Больной, прошу вас лежать.
Джеймс и Нелли уходят.
Белодед. Как дела, Вася?
Курбатов. Нормально, товарищ капитан.
Белодед. Ну, и молодец. Как больница, спокойно здесь?
Курбатов. Ничего, стерильно.
Афанасьев. У тебя уже цветы? Небось друзья постарались?

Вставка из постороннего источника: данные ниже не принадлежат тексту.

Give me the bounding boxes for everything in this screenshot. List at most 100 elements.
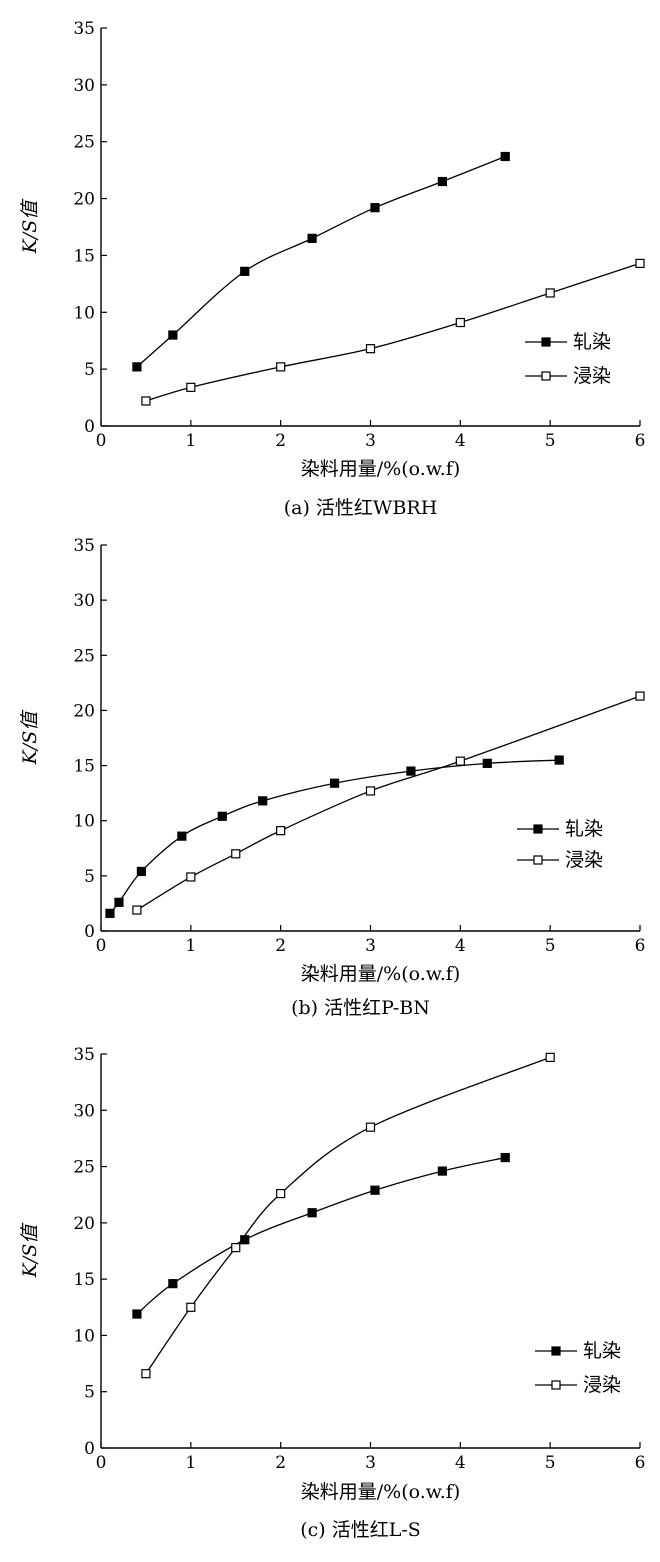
filled-square-point <box>240 266 250 276</box>
x-tick-label: 6 <box>635 1453 646 1473</box>
y-tick-label: 20 <box>73 701 95 721</box>
filled-square-point <box>168 330 178 340</box>
filled-square-point <box>406 766 416 776</box>
y-axis-label: K/S值 <box>19 198 41 255</box>
open-square-point <box>186 382 196 392</box>
filled-square-point <box>500 1152 510 1163</box>
open-square-point <box>231 1243 241 1253</box>
y-tick-label: 15 <box>73 246 95 266</box>
chart-svg-b: 0 1 2 3 4 5 6 0 5 10 15 20 25 30 35 染料用量/%(o.w.f) K/S值 (b… <box>19 536 645 1019</box>
open-square-point <box>455 756 465 766</box>
series-line-pad <box>109 759 560 914</box>
open-square-point <box>186 1302 196 1312</box>
x-tick-label: 0 <box>96 936 107 956</box>
open-square-point <box>635 691 645 701</box>
legend-marker <box>533 855 543 865</box>
open-square-point <box>186 872 196 882</box>
x-tick-label: 3 <box>365 431 376 451</box>
y-tick-label: 20 <box>73 190 95 210</box>
x-tick-label: 3 <box>365 936 376 956</box>
legend-marker <box>551 1380 561 1390</box>
chart-caption: (c) 活性红L-S <box>300 1519 421 1541</box>
filled-square-point <box>217 811 227 821</box>
legend-label: 轧染 <box>583 1340 621 1362</box>
filled-square-point <box>114 897 124 907</box>
open-square-point <box>141 396 151 406</box>
filled-square-point <box>307 233 317 243</box>
open-square-point <box>365 786 376 796</box>
chart-caption: (a) 活性红WBRH <box>284 497 438 519</box>
series-line-pad <box>136 1156 506 1315</box>
x-tick-label: 4 <box>455 1453 466 1473</box>
legend-label: 轧染 <box>573 331 611 353</box>
x-tick-label: 0 <box>96 431 107 451</box>
y-axis-label: K/S值 <box>19 1222 41 1279</box>
chart-panel-b: 0 1 2 3 4 5 6 0 5 10 15 20 25 30 35 染料用量/%(o.w.f) K/S值 (b… <box>0 520 660 1020</box>
x-tick-label: 2 <box>275 936 286 956</box>
y-tick-label: 0 <box>84 922 95 942</box>
y-tick-label: 10 <box>73 812 95 832</box>
filled-square-point <box>168 1279 178 1289</box>
y-tick-label: 35 <box>73 536 95 556</box>
y-tick-label: 0 <box>84 417 95 437</box>
series-line-exhaust <box>145 1056 551 1375</box>
open-square-point <box>635 258 645 268</box>
open-square-point <box>276 826 286 836</box>
y-tick-label: 10 <box>73 303 95 323</box>
series-line-exhaust <box>136 695 641 911</box>
y-tick-label: 25 <box>73 646 95 666</box>
x-tick-label: 2 <box>275 431 286 451</box>
series-line-exhaust <box>145 262 641 402</box>
x-tick-label: 0 <box>96 1453 107 1473</box>
y-tick-label: 20 <box>73 1214 95 1234</box>
y-tick-label: 15 <box>73 757 95 777</box>
series-line-pad <box>136 155 506 368</box>
filled-square-point <box>482 758 492 768</box>
legend-marker <box>541 337 551 347</box>
y-axis-label: K/S值 <box>19 709 41 766</box>
open-square-point <box>276 1188 286 1199</box>
filled-square-point <box>258 796 268 806</box>
legend-label: 浸染 <box>573 365 611 387</box>
y-tick-label: 5 <box>84 360 95 380</box>
filled-square-point <box>132 1309 142 1319</box>
x-tick-label: 3 <box>365 1453 376 1473</box>
filled-square-point <box>370 1185 380 1195</box>
filled-square-point <box>329 778 340 788</box>
y-tick-label: 35 <box>73 1045 95 1065</box>
x-tick-label: 4 <box>455 936 466 956</box>
x-tick-label: 5 <box>545 1453 556 1473</box>
filled-square-point <box>132 362 142 372</box>
x-axis-label: 染料用量/%(o.w.f) <box>301 963 461 985</box>
open-square-point <box>365 344 376 354</box>
y-tick-label: 30 <box>73 591 95 611</box>
x-tick-label: 1 <box>185 1453 196 1473</box>
filled-square-point <box>370 203 380 213</box>
y-tick-label: 30 <box>73 1101 95 1121</box>
y-tick-label: 35 <box>73 19 95 39</box>
x-tick-label: 4 <box>455 431 466 451</box>
filled-square-point <box>500 151 510 162</box>
open-square-point <box>141 1369 151 1379</box>
chart-panel-c: 0 1 2 3 4 5 6 0 5 10 15 20 25 30 35 染料用量/%(o.w.f) K/S值 (c… <box>0 1020 660 1562</box>
chart-caption: (b) 活性红P-BN <box>291 997 430 1019</box>
filled-square-point <box>177 831 187 841</box>
open-square-point <box>365 1122 376 1132</box>
x-axis-label: 染料用量/%(o.w.f) <box>301 1481 461 1503</box>
chart-panel-a: 0 1 2 3 4 5 6 0 5 10 15 20 25 30 35 染料用量/%(o.w.f) K/S值 (a… <box>0 0 660 520</box>
x-tick-label: 1 <box>185 431 196 451</box>
filled-square-point <box>437 1166 447 1176</box>
open-square-point <box>455 317 465 328</box>
chart-svg-a: 0 1 2 3 4 5 6 0 5 10 15 20 25 30 35 染料用量/%(o.w.f) K/S值 (a… <box>19 19 646 519</box>
y-tick-label: 5 <box>84 1383 95 1403</box>
x-tick-label: 6 <box>635 431 646 451</box>
open-square-point <box>276 362 286 372</box>
y-tick-label: 15 <box>73 1270 95 1290</box>
legend-marker <box>541 371 551 381</box>
open-square-point <box>231 849 241 859</box>
open-square-point <box>545 288 555 298</box>
x-tick-label: 1 <box>185 936 196 956</box>
legend-label: 浸染 <box>565 849 603 871</box>
y-tick-label: 5 <box>84 867 95 887</box>
open-square-point <box>545 1052 555 1062</box>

Курбатов. И записку прислали. Верить им?
Белодед (взглянув на записку). Думаю, можно верить. Через два часа мы поднимем якорь. Но ты не волнуйся. Мы связались с нашим посольством. Они в курсе. Закажут билет на самолет до Москвы, а принесут его друзья, которые прислали цветы. Их, полагаю, к тебе пускать не будут... Но они проводят тебя на аэродром и посадят в самолет. Полетишь маршрутом Дарвин — Рангун — Бомбей — Дели. А в Дели, считай, почти дома. Пересядешь на другой самолет и через шесть с половиной часов в Москве... Английский ты знаешь, пока лежишь здесь — попрактикуйся. Тебе это полезно. Если вдруг возникнут какие-либо трудности, тоже помогут друзья. Их здесь больше, чем ты думаешь.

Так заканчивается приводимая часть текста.